Instagram e depressione: il lato oscuro della tecnologia

Viviamo all’interno di un mondo sempre più tecnologico, sempre più virtuale, sempre più connesso. La maggior parte degli adolescenti possiede uno smartphone e il “battesimo” sui social avviene addirittura all’interno della fascia under 10, nonostante la teorica soglia di età minima di accesso.

Un report interno condotto negli ultimi tre anni, rivelato dal Wall Street Journal, fa emergere un dato allarmante relativo alla piattaforma preferita da giovani e giovanissimi: Instagram. L’indagine, condotta da un team di ricercatori e commissionata dalla stessa Facebook, proprietaria del social incriminato, aveva lo scopo di comprendere come e quanto l’utilizzo dello stesso incidesse sulla salute psicologica dei giovani fruitori. In una slide del 2019 si leggeva: «Il 32% delle adolescenti afferma che quando si sente male con il proprio corpo, Instagram le fa sentire peggio»; un’altra recitava: «Gli adolescenti incolpano Instagram per gli aumenti del tasso di ansia e depressione».

Un quadro allarmante e che ha portato a dei tentativi di correzione: nel 2019 Instagram aveva iniziato dei test per eliminare la possibilità di visualizzare il numero dei “Like” sotto le foto. “Like” che significano riconoscimento, approvazione, accettazione, conferme per un numero sempre maggiore di soggetti vulnerabili. Con l’introduzione delle storie, la situazione sembra essersi addirittura aggravata: i “momenti” vengono condivisi molto più facilmente e velocemente rispetto a quanto si poteva fare prima solo con i post, e con crescente ossessività aumenta anche il bisogno di documentare ciò che si sta facendo in un preciso istante, per poi condividerlo con la propria rete di relazioni. Video di gioia da esibire a tutti i costi e foto di corpi e vite perfette, innescano un processo di ricerca continua ed esasperata di attenzioni e approvazioni che, se mancanti, generano sentimenti opposti di inadeguatezza e bassa autostima. Tutto ciò crea ciò che potremmo, senza rischiare di esagerare, definire un’ansia da prestazione, rea a sua volta di alimentare sensazioni di stress e affaticamento mentale e psichico, fino ad arrivare a stati di vera e propria depressione.

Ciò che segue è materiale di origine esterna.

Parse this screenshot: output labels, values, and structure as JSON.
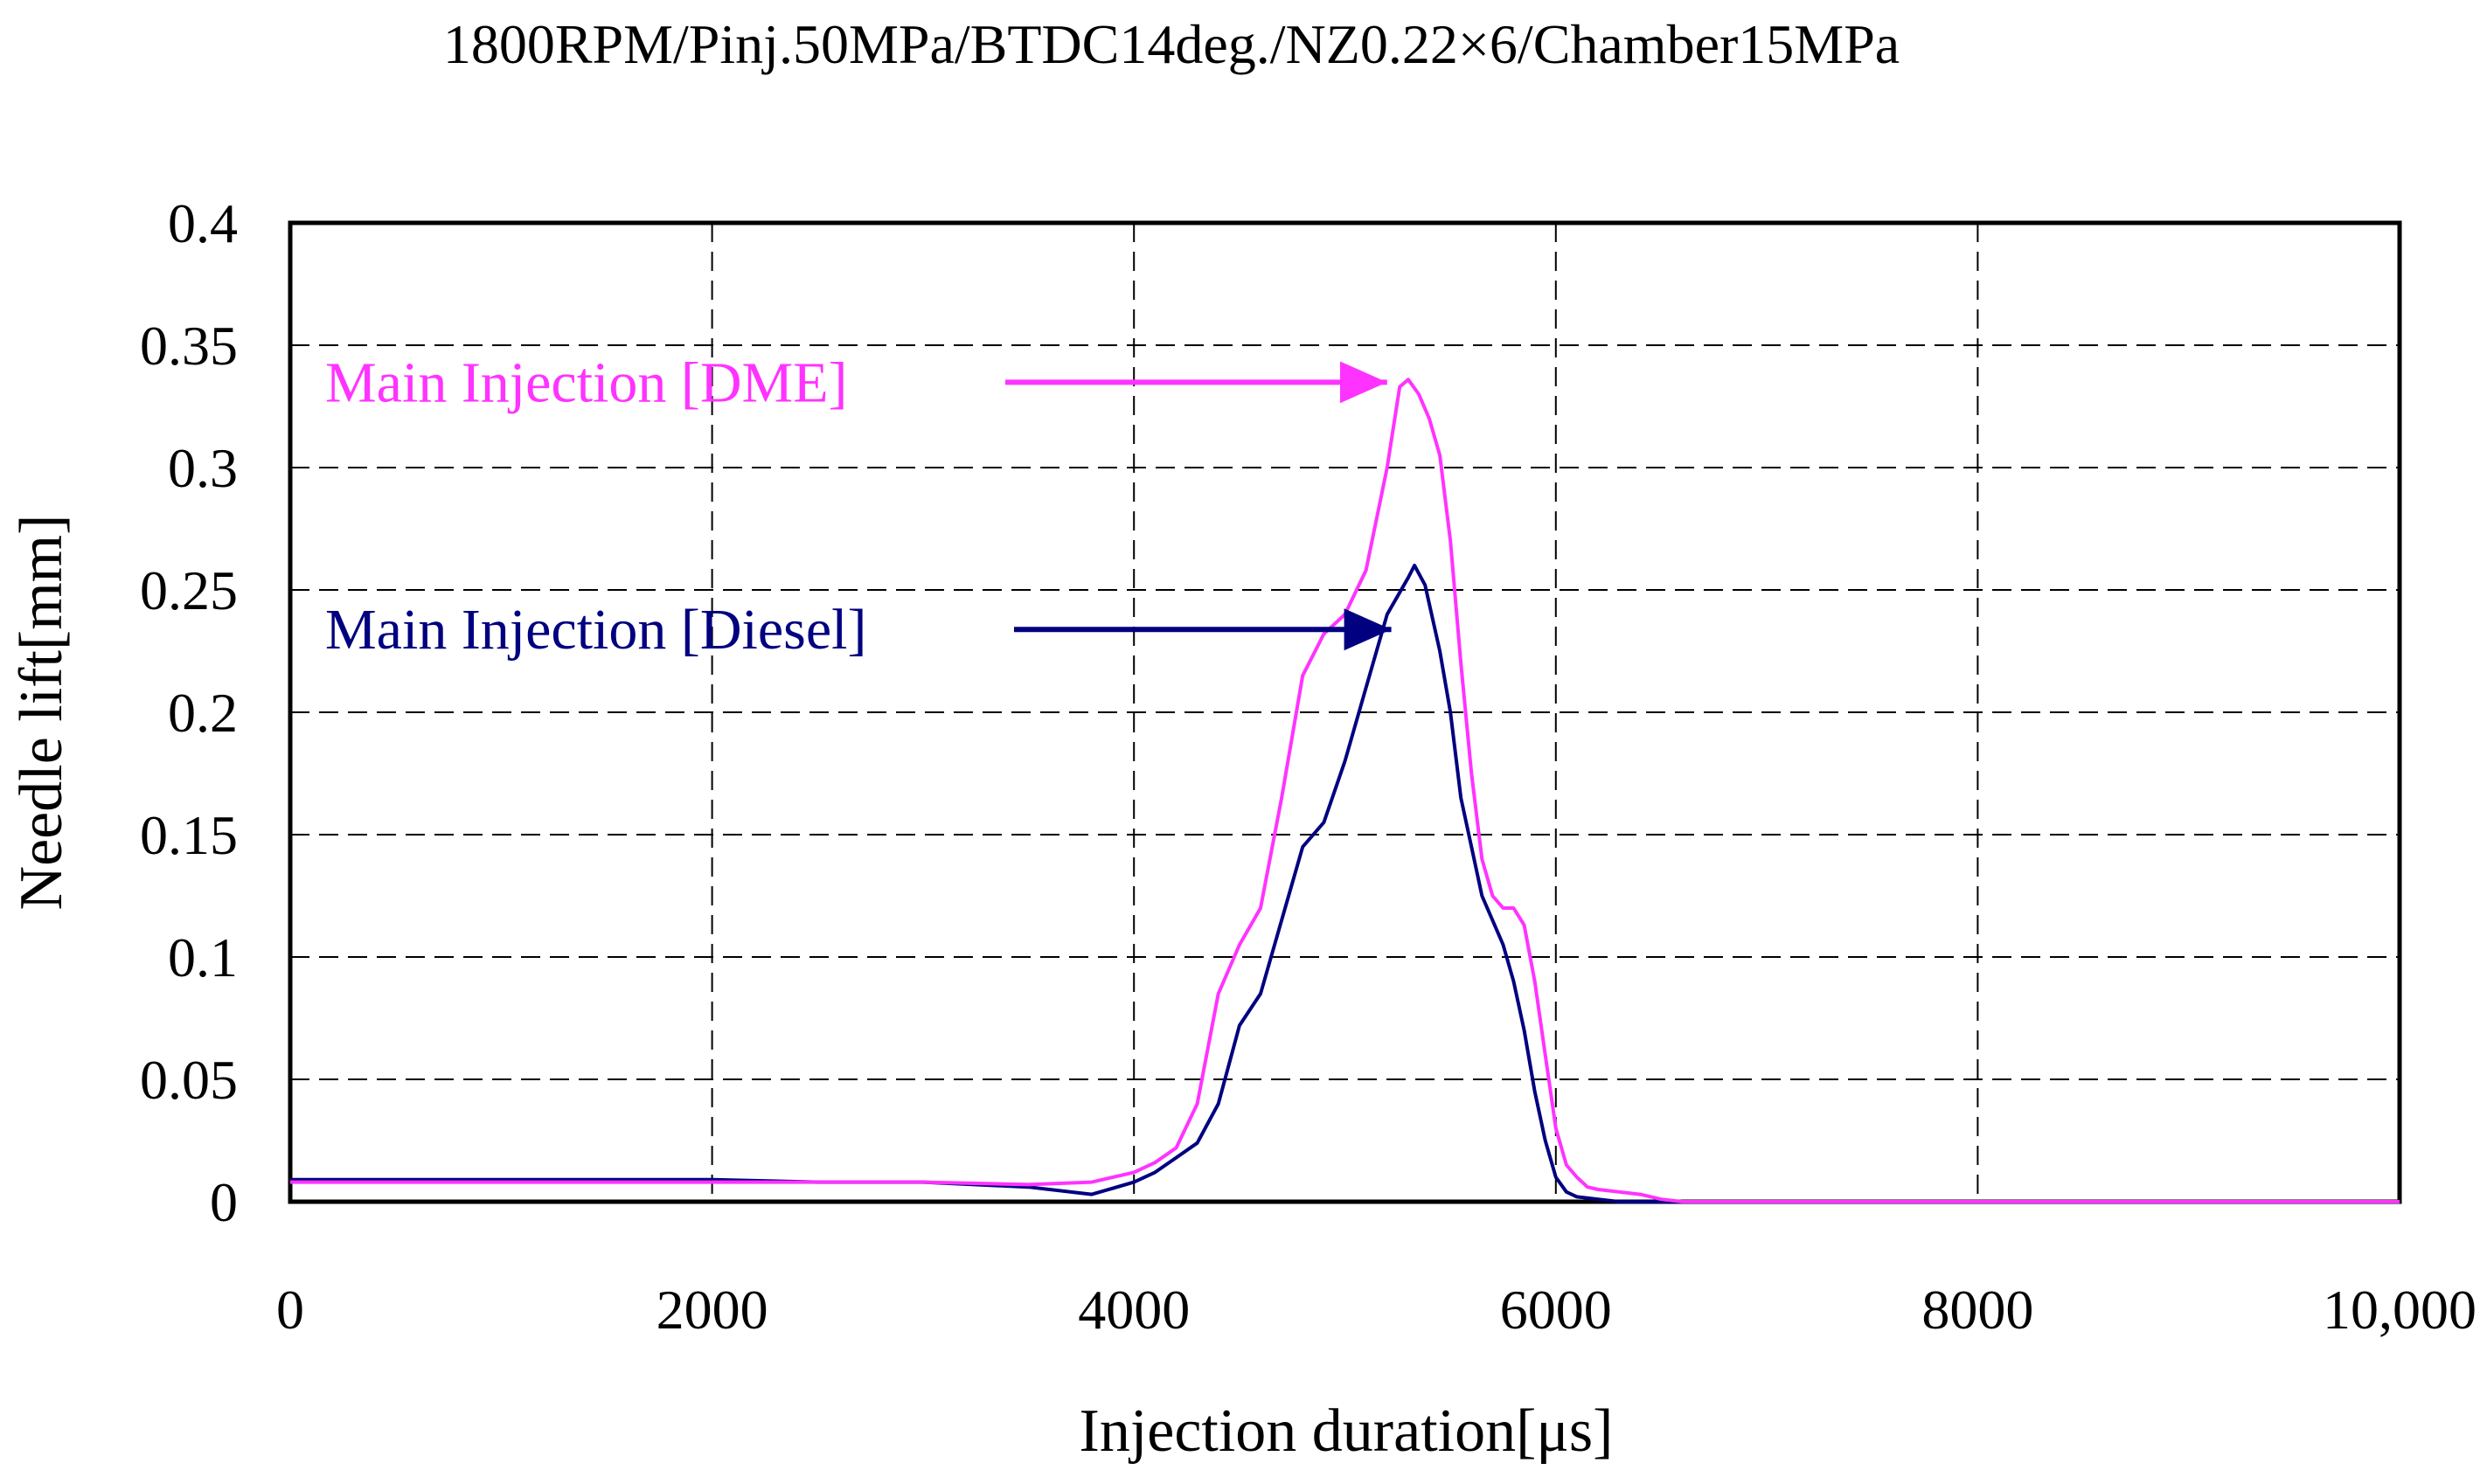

È tutto così negativo? Instagram, come qualsiasi altro social, in quanto tale non è necessariamente dannoso e, come in ogni altra cosa, il segreto risiede nella moderazione e nell’uso che si decide di farne. Sarebbe tuttavia necessario e più che auspicabile potenziare interventi di sensibilizzazione, che siano volti a risvegliare la presa di coscienza sui rischi dell’esposizione prolungata ai social media e, soprattutto, che destino la consapevolezza del fatto che, vivere il momento presente senza sentirsi in obbligo di fare confronti e paragoni con chi ci circonda, godersi una vita piena, reale e non virtuale, renderebbe l’esistenza di ognuno di noi molto più piena, appagante e significativa.